Laut Feuerborn ist zudem eine Anpassung in der Konditionalität der Gemeinsamen Agrarpolitik (GAP) erforderlich, um alle ackerbaulichen Maßnahmen zu erproben und zu optimieren, damit die stetig steigende Population der Zikaden eingedämmt werden kann.

Der stellvertretende Vorsitzende des Bundesverbandes der obst-, gemüse- und kartoffelverarbeitenden Industrie (BOGK), Ernst-Rainer Schnetkamp, unterstrich die Bedeutung des heimischen Kartoffelanbaus für die Verarbeitungswirtschaft. Diese nehme mehr als die Hälfte der in Deutschland erzeugten Kartoffeln zur Herstellung von Lebensmitteln auf. Die Mengen könnten nicht durch andere Herkunftsregionen ersetzt werden, gab Schnetkamp zu bedenken.

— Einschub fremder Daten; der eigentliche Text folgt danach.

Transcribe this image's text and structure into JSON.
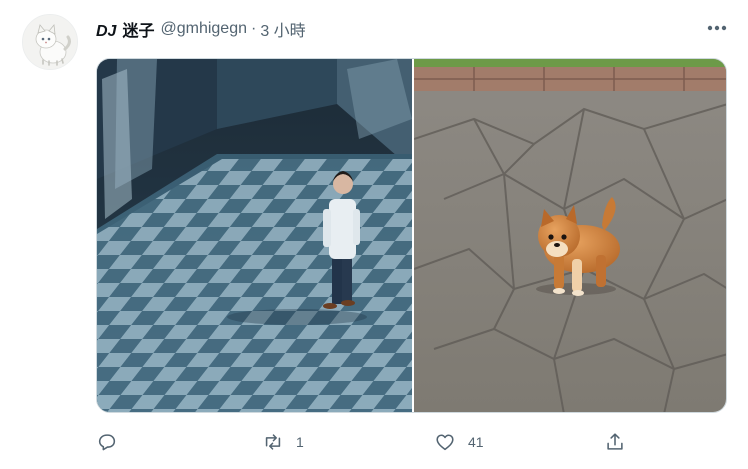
{
  "author": {
    "display_name_latin": "DJ",
    "display_name_cjk": "迷子",
    "handle": "@gmhigegn",
    "separator": "·",
    "time": "3 小時"
  },
  "icons": {
    "avatar": "white-kitten-avatar",
    "more": "more-horizontal-icon",
    "reply": "reply-icon",
    "retweet": "retweet-icon",
    "like": "heart-icon",
    "share": "share-icon"
  },
  "media": [
    {
      "name": "person-on-checkered-floor-photo"
    },
    {
      "name": "shiba-puppy-on-stone-pavement-photo"
    }
  ],
  "actions": {
    "reply_count": "",
    "retweet_count": "1",
    "like_count": "41"
  },
  "colors": {
    "text": "#0f1419",
    "secondary": "#536471",
    "border": "#cfd9de"
  }
}
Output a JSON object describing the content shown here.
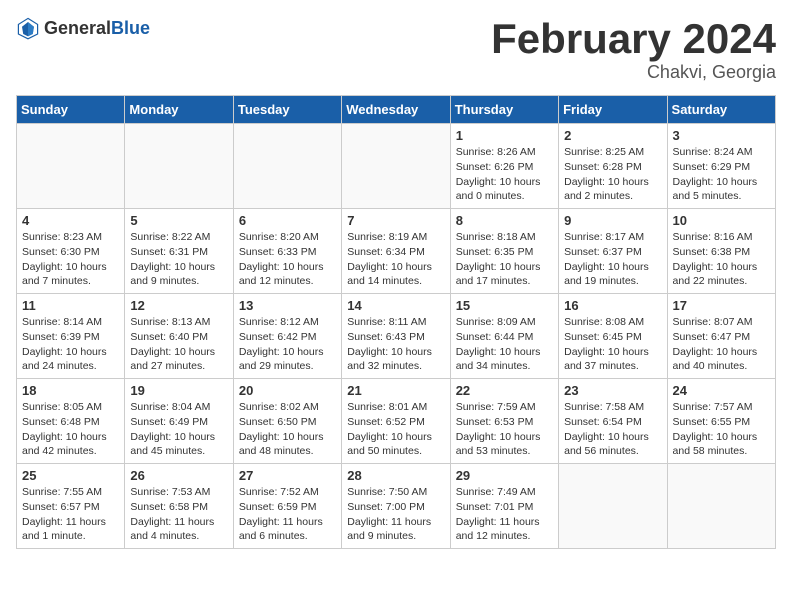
{
  "header": {
    "logo_general": "General",
    "logo_blue": "Blue",
    "month": "February 2024",
    "location": "Chakvi, Georgia"
  },
  "weekdays": [
    "Sunday",
    "Monday",
    "Tuesday",
    "Wednesday",
    "Thursday",
    "Friday",
    "Saturday"
  ],
  "weeks": [
    [
      {
        "day": "",
        "info": ""
      },
      {
        "day": "",
        "info": ""
      },
      {
        "day": "",
        "info": ""
      },
      {
        "day": "",
        "info": ""
      },
      {
        "day": "1",
        "info": "Sunrise: 8:26 AM\nSunset: 6:26 PM\nDaylight: 10 hours\nand 0 minutes."
      },
      {
        "day": "2",
        "info": "Sunrise: 8:25 AM\nSunset: 6:28 PM\nDaylight: 10 hours\nand 2 minutes."
      },
      {
        "day": "3",
        "info": "Sunrise: 8:24 AM\nSunset: 6:29 PM\nDaylight: 10 hours\nand 5 minutes."
      }
    ],
    [
      {
        "day": "4",
        "info": "Sunrise: 8:23 AM\nSunset: 6:30 PM\nDaylight: 10 hours\nand 7 minutes."
      },
      {
        "day": "5",
        "info": "Sunrise: 8:22 AM\nSunset: 6:31 PM\nDaylight: 10 hours\nand 9 minutes."
      },
      {
        "day": "6",
        "info": "Sunrise: 8:20 AM\nSunset: 6:33 PM\nDaylight: 10 hours\nand 12 minutes."
      },
      {
        "day": "7",
        "info": "Sunrise: 8:19 AM\nSunset: 6:34 PM\nDaylight: 10 hours\nand 14 minutes."
      },
      {
        "day": "8",
        "info": "Sunrise: 8:18 AM\nSunset: 6:35 PM\nDaylight: 10 hours\nand 17 minutes."
      },
      {
        "day": "9",
        "info": "Sunrise: 8:17 AM\nSunset: 6:37 PM\nDaylight: 10 hours\nand 19 minutes."
      },
      {
        "day": "10",
        "info": "Sunrise: 8:16 AM\nSunset: 6:38 PM\nDaylight: 10 hours\nand 22 minutes."
      }
    ],
    [
      {
        "day": "11",
        "info": "Sunrise: 8:14 AM\nSunset: 6:39 PM\nDaylight: 10 hours\nand 24 minutes."
      },
      {
        "day": "12",
        "info": "Sunrise: 8:13 AM\nSunset: 6:40 PM\nDaylight: 10 hours\nand 27 minutes."
      },
      {
        "day": "13",
        "info": "Sunrise: 8:12 AM\nSunset: 6:42 PM\nDaylight: 10 hours\nand 29 minutes."
      },
      {
        "day": "14",
        "info": "Sunrise: 8:11 AM\nSunset: 6:43 PM\nDaylight: 10 hours\nand 32 minutes."
      },
      {
        "day": "15",
        "info": "Sunrise: 8:09 AM\nSunset: 6:44 PM\nDaylight: 10 hours\nand 34 minutes."
      },
      {
        "day": "16",
        "info": "Sunrise: 8:08 AM\nSunset: 6:45 PM\nDaylight: 10 hours\nand 37 minutes."
      },
      {
        "day": "17",
        "info": "Sunrise: 8:07 AM\nSunset: 6:47 PM\nDaylight: 10 hours\nand 40 minutes."
      }
    ],
    [
      {
        "day": "18",
        "info": "Sunrise: 8:05 AM\nSunset: 6:48 PM\nDaylight: 10 hours\nand 42 minutes."
      },
      {
        "day": "19",
        "info": "Sunrise: 8:04 AM\nSunset: 6:49 PM\nDaylight: 10 hours\nand 45 minutes."
      },
      {
        "day": "20",
        "info": "Sunrise: 8:02 AM\nSunset: 6:50 PM\nDaylight: 10 hours\nand 48 minutes."
      },
      {
        "day": "21",
        "info": "Sunrise: 8:01 AM\nSunset: 6:52 PM\nDaylight: 10 hours\nand 50 minutes."
      },
      {
        "day": "22",
        "info": "Sunrise: 7:59 AM\nSunset: 6:53 PM\nDaylight: 10 hours\nand 53 minutes."
      },
      {
        "day": "23",
        "info": "Sunrise: 7:58 AM\nSunset: 6:54 PM\nDaylight: 10 hours\nand 56 minutes."
      },
      {
        "day": "24",
        "info": "Sunrise: 7:57 AM\nSunset: 6:55 PM\nDaylight: 10 hours\nand 58 minutes."
      }
    ],
    [
      {
        "day": "25",
        "info": "Sunrise: 7:55 AM\nSunset: 6:57 PM\nDaylight: 11 hours\nand 1 minute."
      },
      {
        "day": "26",
        "info": "Sunrise: 7:53 AM\nSunset: 6:58 PM\nDaylight: 11 hours\nand 4 minutes."
      },
      {
        "day": "27",
        "info": "Sunrise: 7:52 AM\nSunset: 6:59 PM\nDaylight: 11 hours\nand 6 minutes."
      },
      {
        "day": "28",
        "info": "Sunrise: 7:50 AM\nSunset: 7:00 PM\nDaylight: 11 hours\nand 9 minutes."
      },
      {
        "day": "29",
        "info": "Sunrise: 7:49 AM\nSunset: 7:01 PM\nDaylight: 11 hours\nand 12 minutes."
      },
      {
        "day": "",
        "info": ""
      },
      {
        "day": "",
        "info": ""
      }
    ]
  ]
}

BMEL sagt Unterstützung zu

Von Seiten des BMEL hieß es, beim Runden Tisch seien konkrete Lösungsansätze besprochen worden, um die Ausbreitung der Schilf-Glasflügelzikade rasch in den Griff zu bekommen. Die enge Zusammenarbeit zwischen Praxis, Ländern und den Behörden sowie Forschungseinrichtungen des Bundes sei entscheidend, um Schäden an den Ernten so schnell wie möglich eindämmen zu können. Das sei auch von Bedeutung für die gesamte Wertschöpfungskette.

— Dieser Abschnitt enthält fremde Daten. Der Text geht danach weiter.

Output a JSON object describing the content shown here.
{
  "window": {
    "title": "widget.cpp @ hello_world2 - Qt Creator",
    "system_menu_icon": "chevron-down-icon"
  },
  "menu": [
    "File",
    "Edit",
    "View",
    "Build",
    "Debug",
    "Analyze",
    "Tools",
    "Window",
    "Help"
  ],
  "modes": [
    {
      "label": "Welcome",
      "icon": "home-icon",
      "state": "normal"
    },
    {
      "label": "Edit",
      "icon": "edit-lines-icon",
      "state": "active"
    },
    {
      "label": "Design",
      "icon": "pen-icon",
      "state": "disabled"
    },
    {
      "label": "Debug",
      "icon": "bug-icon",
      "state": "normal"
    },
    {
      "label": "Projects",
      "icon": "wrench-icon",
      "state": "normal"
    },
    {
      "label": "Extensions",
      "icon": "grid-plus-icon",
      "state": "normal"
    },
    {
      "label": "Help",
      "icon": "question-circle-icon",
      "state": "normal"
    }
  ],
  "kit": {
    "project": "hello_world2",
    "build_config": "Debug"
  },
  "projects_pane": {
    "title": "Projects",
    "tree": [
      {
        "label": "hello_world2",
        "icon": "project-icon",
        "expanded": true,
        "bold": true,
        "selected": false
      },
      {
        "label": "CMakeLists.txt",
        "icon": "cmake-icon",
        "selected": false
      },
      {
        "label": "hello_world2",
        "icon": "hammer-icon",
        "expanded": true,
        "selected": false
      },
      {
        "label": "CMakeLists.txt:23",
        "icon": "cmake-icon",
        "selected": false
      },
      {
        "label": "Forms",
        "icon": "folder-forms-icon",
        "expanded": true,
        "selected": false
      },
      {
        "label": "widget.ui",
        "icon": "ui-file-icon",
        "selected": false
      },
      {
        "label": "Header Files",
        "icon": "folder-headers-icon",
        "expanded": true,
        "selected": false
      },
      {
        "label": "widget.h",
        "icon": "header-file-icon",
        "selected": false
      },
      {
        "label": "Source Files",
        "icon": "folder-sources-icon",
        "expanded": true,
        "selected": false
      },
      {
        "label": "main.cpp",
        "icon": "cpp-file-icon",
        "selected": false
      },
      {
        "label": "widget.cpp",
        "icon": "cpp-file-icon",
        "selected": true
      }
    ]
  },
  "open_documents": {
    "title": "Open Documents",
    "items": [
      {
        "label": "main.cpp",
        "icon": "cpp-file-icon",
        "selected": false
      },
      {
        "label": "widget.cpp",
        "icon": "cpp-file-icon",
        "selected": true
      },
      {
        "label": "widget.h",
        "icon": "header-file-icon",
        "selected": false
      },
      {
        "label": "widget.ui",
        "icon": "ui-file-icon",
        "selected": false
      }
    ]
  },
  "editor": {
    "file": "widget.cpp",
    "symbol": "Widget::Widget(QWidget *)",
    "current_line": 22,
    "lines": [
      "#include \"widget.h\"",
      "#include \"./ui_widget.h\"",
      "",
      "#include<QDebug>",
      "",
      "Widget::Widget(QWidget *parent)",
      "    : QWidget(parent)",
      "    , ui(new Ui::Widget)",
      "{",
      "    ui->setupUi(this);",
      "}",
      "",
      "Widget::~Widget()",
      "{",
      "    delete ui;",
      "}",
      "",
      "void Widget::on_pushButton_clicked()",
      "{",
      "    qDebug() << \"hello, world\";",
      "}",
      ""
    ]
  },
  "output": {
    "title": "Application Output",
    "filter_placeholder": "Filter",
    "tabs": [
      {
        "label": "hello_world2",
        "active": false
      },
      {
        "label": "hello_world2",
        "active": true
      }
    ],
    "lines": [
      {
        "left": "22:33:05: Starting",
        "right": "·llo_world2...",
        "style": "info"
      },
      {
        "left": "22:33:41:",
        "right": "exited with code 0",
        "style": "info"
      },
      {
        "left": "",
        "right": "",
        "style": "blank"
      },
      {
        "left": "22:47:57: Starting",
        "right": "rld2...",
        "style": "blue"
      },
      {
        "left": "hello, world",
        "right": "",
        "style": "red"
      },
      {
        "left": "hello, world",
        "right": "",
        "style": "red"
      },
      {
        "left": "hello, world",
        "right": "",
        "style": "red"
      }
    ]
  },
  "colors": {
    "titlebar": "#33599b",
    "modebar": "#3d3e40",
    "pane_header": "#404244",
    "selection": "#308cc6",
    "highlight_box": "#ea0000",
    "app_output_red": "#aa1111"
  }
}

Der Austausch werde in den kommenden Monaten fortgesetzt, teilte das Ministerium weiter mit. Das nächste bundesweite Fachgespräch zu den krankheitserregenden Bakterien SBR und Stolbur sei bereits für März geplant. Dann sollten weitere Forschungsergebnisse und mögliche Maßnahmen zur Bekämpfung der Zikade und der von ihr übertragenden Pflanzenkrankheiten vorgestellt werden. Das Ministerium betonte, es setze sich intensiv für die Bekämpfung dieser Problematik ein. Bereits jetzt werde die Forschung zur Schilf-Glasflügel­zikade und den damit verbundenen Krankheiten unterstützt. Auch konkrete Maßnahmen zur Bekämpfung des Vektors, wie etwa die Zulassung von Schwarzbrachen, seien in der Vorbereitung. Eine Erweiterung von Indikationen bei bereits zugelassenen Pflanzenschutzmitteln solle geprüft werden.